Beh sì, è capitato che qualcuno dei genitori non volesse che i propri figli assistessero ai nostri incontri. Oggi comunque siamo coinvolti da insegnanti o dirigenti scolastici per progetti d’istituto anche importanti, alcuni dei quali hanno visto il coinvolgimento di scuole di tutta la Toscana. Perciò, col placet della scuola, una volta coinvolti presidi e insegnanti, i genitori non possono fare poi molta opposizione. Solo una volta, in una scuola, un gruppo di genitori ha chiesto di non distribuire i nostri materiali informativi.
È stata una richiesta accolta?
Sì, per non creare troppi problemi.
Sul vostro sito internet c’è un’area molto interessante, il “Centro di documentazione”. Ci vuoi dire in cosa consiste?
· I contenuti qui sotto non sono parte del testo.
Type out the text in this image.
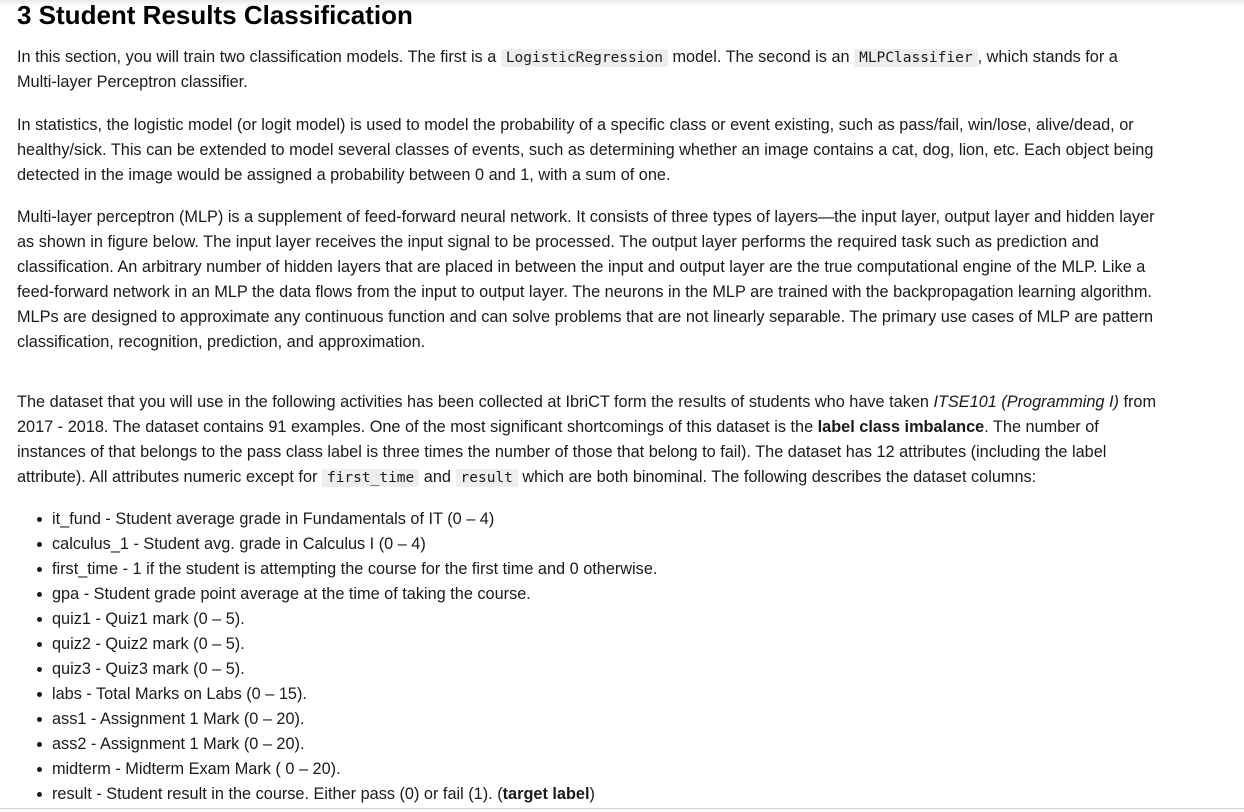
3 Student Results Classification

In this section, you will train two classification models. The first is a LogisticRegression model. The second is an MLPClassifier , which stands for a
Multi-layer Perceptron classifier.

In statistics, the logistic model (or logit model) is used to model the probability of a specific class or event existing, such as pass/fail, win/lose, alive/dead, or
healthy/sick. This can be extended to model several classes of events, such as determining whether an image contains a cat, dog, lion, etc. Each object being
detected in the image would be assigned a probability between 0 and 1, with a sum of one.

Multi-layer perceptron (MLP) is a supplement of feed-forward neural network. It consists of three types of layers—the input layer, output layer and hidden layer
as shown in figure below. The input layer receives the input signal to be processed. The output layer performs the required task such as prediction and
classification. An arbitrary number of hidden layers that are placed in between the input and output layer are the true computational engine of the MLP. Like a
feed-forward network in an MLP the data flows from the input to output layer. The neurons in the MLP are trained with the backpropagation learning algorithm.
MLPs are designed to approximate any continuous function and can solve problems that are not linearly separable. The primary use cases of MLP are pattern
classification, recognition, prediction, and approximation.

The dataset that you will use in the following activities has been collected at IbriCT form the results of students who have taken ITSE101 (Programming I) from
2017 - 2018. The dataset contains 91 examples. One of the most significant shortcomings of this dataset is the label class imbalance. The number of
instances of that belongs to the pass class label is three times the number of those that belong to fail). The dataset has 12 attributes (including the label
attribute). All attributes numeric except for first_time and result which are both binominal. The following describes the dataset columns:

it_fund - Student average grade in Fundamentals of IT (0 – 4)
calculus_1 - Student avg. grade in Calculus I (0 – 4)
first_time - 1 if the student is attempting the course for the first time and 0 otherwise.
gpa - Student grade point average at the time of taking the course.
quiz1 - Quiz1 mark (0 – 5).
quiz2 - Quiz2 mark (0 – 5).
quiz3 - Quiz3 mark (0 – 5).
labs - Total Marks on Labs (0 – 15).
ass1 - Assignment 1 Mark (0 – 20).
ass2 - Assignment 1 Mark (0 – 20).
midterm - Midterm Exam Mark ( 0 – 20).
result - Student result in the course. Either pass (0) or fail (1). (target label)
È una specie di biblioteca che si è formata nel corso del tempo con acquisizioni continue, mirata alla disponibilità di testi di non facile reperimento. Abbiamo quindi molti saggi, pubblicazioni straniere, riviste specializzate e quello che si definisce “materiale grigio”, ossia documenti scritti per i convegni, flyer stampati da diversi gruppi e associazioni, testi redatti per i Pride… è materiale d’archivio, spesso in copie uniche, che abbiamo digitalizzato proprio perché non vada perso. Inoltre ci sono molti film, dvd, abbiamo tutto informatizzato e quindi l’archivio è consultabile online. Gli interessati possono cercare i titoli e poi venirli a consultare presso la nostra sede. Oltre a questo ci sono anche le nostre pubblicazioni.
Ovvero?
Un paio di anni fa abbiamo finanziato una serie di scritti, reportage, saggi, con l’intenzione di mettere a disposizione del materiale che non avrebbe avuto altra modalità di diffusione. C’è davvero di tutto, da pubblicazioni varie sulla tematica lesbica ad altre che raccolgono saggi o cose introvabili. Si tratta di materiale realizzato dai nostri iscritti ma anche ripubblicazioni di opere altrui.
Alla luce di tutto questo, quanto è importante parlare di associazionismo nel 2018?
L’associazionismo, in parte, può sembrare che abbia fatto il suo tempo perché una serie di conquiste ci sono state, ma realisticamente, e soprattutto se confrontiamo la nostra realtà con quella degli altri paesi, o semplicemente paragonandoci ai cittadini eterosessuali, ci rendiamo conto che di lavoro ce n’è ancora tanto da fare. Quella che mi preoccupa è una percezione errata che gli omosessuali talvolta hanno di aver ormai ottenuto tutti gli spazi e i diritti. Questo purtroppo è vero solo in parte. Firenze è un’isola felice rispetto al resto d’Italia ma gli obiettivi raggiunti sono davvero parziali. Abbiamo ottenuto le unioni civili, ma la stepchild adoption ad esempio? C’è ancora tanto da fare: contano la visibilità quotidiana e il lavoro quotidiano. Anche come associazione, la visibilità è fondamentale: affermare che tu esisti non è un dettaglio.
Quanto è importante che per raggiungere questi obiettivi le associazioni facciano rete?
È fondamentale, assolutamente. Anzi, secondo me una delle pecche del movimento è che è troppo frammentato. Finché ci si muove in un ambito di intervento locale, tutto funziona. Quando però si propongono azioni di più alto livello, al fine di promuovere un cambiamento più generale, si dovrebbero avere le capacità di trovare punti comuni e smettere di coltivare i propri orticelli. Questo fa, o farebbe, la differenza, perché un movimento incisivo è un movimento nazionale.
Tra qualche settimana gli italiani saranno chiamati alle urne per eleggere un nuovo parlamento. Al di là dei risultati, quali sono i punti fermi che il movimento dovrebbe porre come questione fondamentale nella prossima legislatura?
L’abbattimento delle discriminazioni a monte. Non deve più bastarci mettere una pezza per farci sembrare un po’ come gli altri. Il matrimonio egualitario rispetta tutti i cittadini, mentre le unioni civili sono una versione alternativa per persone di serie b. Per carità meglio di nulla, la legge Cirinnà ci ha migliorato la vita, ma questo concetto di tolleranza ci mette già su un altro piano rispetto a quello sul quale meritiamo di essere. Ammesso questo, tutto migliorerebbe di conseguenza. Ma mi rendo conto che per il momento è un discorso abbastanza utopistico.